Why Sea Level Varies by Location
Mean sea level is not the same height everywhere on the planet. The ocean surface off Iceland sits roughly 60 meters lower than the ocean surface near Indonesia when both are measured relative to Earth’s center. This is mostly because Earth’s gravitational field is lumpy. Massive mountain ranges and dense rock formations pull more water toward them, creating subtle but real hills in the sea surface. The differences are invisible to anyone standing on a beach, but satellites detect them clearly.
Ocean temperature also plays a role. Warmer water expands and takes up more volume, so tropical ocean surfaces tend to sit higher than polar ones. Major currents like the Gulf Stream create measurable slopes in the water surface, with the sea standing slightly higher on one side of the current than the other.
How Sea Level Is Changing
Global mean sea level has risen approximately 21 to 24 centimeters since 1880, with the rate accelerating in recent decades. Between 1993 and 2020, the rate measured by satellites averaged about 3.3 millimeters per year, roughly double the average rate during the 20th century. The most recent decade has seen the rate climb further to about 4.4 millimeters per year.
Two main processes drive this rise. First, ocean water absorbs heat from the atmosphere and expands as it warms, a process called thermal expansion. This accounts for roughly one-third of the observed rise. Second, ice on land melts and adds water to the ocean. Glaciers, the Greenland ice sheet, and the Antarctic ice sheet have all been losing mass, with Greenland and Antarctica accelerating their contributions significantly since the early 2000s.
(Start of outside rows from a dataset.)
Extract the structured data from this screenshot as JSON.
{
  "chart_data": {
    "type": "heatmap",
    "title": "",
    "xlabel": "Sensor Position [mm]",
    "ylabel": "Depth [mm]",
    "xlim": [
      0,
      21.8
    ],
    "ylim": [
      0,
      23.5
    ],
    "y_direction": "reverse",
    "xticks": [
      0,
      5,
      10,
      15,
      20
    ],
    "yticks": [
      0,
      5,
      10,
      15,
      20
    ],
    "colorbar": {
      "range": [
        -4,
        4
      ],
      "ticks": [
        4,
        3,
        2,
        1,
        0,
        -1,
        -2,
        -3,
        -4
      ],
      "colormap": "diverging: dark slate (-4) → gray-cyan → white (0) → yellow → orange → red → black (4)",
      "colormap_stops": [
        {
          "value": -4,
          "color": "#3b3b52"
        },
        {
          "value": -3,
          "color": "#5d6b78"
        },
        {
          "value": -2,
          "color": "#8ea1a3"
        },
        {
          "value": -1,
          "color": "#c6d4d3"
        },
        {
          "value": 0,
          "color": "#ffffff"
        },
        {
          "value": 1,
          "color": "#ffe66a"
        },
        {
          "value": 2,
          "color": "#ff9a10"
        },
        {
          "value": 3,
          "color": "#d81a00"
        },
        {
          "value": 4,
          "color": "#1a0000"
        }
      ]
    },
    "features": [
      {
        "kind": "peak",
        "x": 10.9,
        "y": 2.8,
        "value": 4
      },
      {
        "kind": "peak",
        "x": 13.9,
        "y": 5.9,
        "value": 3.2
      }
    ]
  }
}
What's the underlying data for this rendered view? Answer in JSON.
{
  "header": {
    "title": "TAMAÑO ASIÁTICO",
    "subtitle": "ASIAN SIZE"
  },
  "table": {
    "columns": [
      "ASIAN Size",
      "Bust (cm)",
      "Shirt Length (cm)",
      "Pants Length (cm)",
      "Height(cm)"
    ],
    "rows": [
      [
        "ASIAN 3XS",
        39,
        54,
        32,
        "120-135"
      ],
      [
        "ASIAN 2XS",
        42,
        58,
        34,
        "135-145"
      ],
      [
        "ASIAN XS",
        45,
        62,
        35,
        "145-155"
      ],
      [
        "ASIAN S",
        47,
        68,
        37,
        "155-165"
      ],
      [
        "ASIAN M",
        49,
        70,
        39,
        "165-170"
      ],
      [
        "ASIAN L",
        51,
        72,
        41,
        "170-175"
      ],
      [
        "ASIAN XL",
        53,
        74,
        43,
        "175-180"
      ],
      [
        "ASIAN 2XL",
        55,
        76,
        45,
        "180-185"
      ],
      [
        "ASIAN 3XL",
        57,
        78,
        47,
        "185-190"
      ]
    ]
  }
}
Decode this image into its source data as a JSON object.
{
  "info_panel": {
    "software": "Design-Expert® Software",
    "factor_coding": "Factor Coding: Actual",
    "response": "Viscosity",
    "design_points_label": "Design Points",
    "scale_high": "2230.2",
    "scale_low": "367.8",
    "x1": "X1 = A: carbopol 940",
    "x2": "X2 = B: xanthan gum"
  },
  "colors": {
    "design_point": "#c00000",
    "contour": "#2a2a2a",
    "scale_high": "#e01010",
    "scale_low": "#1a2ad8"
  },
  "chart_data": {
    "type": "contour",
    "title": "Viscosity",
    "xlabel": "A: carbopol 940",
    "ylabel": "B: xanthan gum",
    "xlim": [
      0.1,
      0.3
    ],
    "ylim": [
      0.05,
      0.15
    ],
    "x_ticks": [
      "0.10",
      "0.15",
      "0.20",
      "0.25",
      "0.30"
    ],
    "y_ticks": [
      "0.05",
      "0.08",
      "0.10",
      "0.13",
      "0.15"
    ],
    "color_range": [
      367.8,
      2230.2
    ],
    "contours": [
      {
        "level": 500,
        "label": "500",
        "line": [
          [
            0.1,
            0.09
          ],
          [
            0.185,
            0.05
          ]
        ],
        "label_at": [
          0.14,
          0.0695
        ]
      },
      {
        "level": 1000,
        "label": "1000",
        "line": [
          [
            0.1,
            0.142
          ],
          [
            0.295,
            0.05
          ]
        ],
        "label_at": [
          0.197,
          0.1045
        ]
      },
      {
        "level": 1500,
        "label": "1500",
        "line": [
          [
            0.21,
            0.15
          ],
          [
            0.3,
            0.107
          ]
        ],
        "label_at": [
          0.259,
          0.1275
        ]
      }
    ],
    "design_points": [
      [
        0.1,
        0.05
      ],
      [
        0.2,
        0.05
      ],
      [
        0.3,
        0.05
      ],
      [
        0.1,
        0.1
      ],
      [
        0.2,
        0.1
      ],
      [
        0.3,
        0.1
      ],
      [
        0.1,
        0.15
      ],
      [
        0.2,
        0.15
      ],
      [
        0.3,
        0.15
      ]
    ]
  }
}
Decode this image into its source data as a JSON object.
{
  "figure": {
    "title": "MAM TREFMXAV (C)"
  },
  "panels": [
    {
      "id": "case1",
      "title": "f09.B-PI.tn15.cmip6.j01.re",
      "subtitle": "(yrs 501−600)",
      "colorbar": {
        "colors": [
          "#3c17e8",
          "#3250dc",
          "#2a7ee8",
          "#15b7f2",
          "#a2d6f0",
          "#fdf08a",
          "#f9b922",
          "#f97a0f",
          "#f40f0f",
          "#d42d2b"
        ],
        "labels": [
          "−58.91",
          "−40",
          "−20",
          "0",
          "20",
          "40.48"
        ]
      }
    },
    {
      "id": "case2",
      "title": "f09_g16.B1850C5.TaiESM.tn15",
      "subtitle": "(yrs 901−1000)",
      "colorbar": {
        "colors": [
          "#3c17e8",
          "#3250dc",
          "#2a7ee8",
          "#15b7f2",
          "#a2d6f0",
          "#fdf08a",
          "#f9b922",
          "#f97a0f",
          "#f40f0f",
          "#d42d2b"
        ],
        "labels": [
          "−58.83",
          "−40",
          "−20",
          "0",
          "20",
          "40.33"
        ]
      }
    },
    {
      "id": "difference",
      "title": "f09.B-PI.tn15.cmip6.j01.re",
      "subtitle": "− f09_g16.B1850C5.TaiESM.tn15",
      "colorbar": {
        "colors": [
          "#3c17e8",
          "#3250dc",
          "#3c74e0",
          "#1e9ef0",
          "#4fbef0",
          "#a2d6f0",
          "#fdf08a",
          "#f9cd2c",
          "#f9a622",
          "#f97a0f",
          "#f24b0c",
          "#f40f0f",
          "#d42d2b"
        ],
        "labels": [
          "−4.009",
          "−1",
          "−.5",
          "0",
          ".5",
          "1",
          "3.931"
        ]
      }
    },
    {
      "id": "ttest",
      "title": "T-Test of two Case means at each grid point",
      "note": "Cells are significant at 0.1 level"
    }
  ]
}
The rise isn’t uniform across the globe. Some coastal regions experience rates two to three times the global average due to local factors like ocean circulation patterns, land subsidence, and gravitational effects from shrinking ice sheets. When a massive ice sheet loses mass, it actually pulls less ocean water toward itself gravitationally, meaning sea level drops nearby but rises more than average in distant locations. This counterintuitive effect means that Greenland’s melting disproportionately raises sea levels in the Southern Hemisphere.
Why Sea Level Matters in Everyday Life
Sea level is more than an abstract reference point. It determines flood risk for coastal communities, shapes building codes, influences insurance rates, and drives infrastructure planning. Airports, ports, roads, and water systems are all engineered relative to current and projected sea levels. Even a few centimeters of rise can dramatically increase the frequency of coastal flooding during storms and high tides.
Elevation measurements relative to sea level also matter for aviation, where altimeters must be calibrated precisely for safe flight. Hikers and climbers use elevation data to prepare for altitude-related challenges like thinner air. And in medicine, the altitude above sea level where you live affects everything from how your body produces red blood cells to how fast water boils when you’re cooking.
The concept seems simple, but sea level is a carefully constructed average that accounts for an enormous amount of natural variability. It serves as the invisible zero line that most measurements of height on Earth depend on.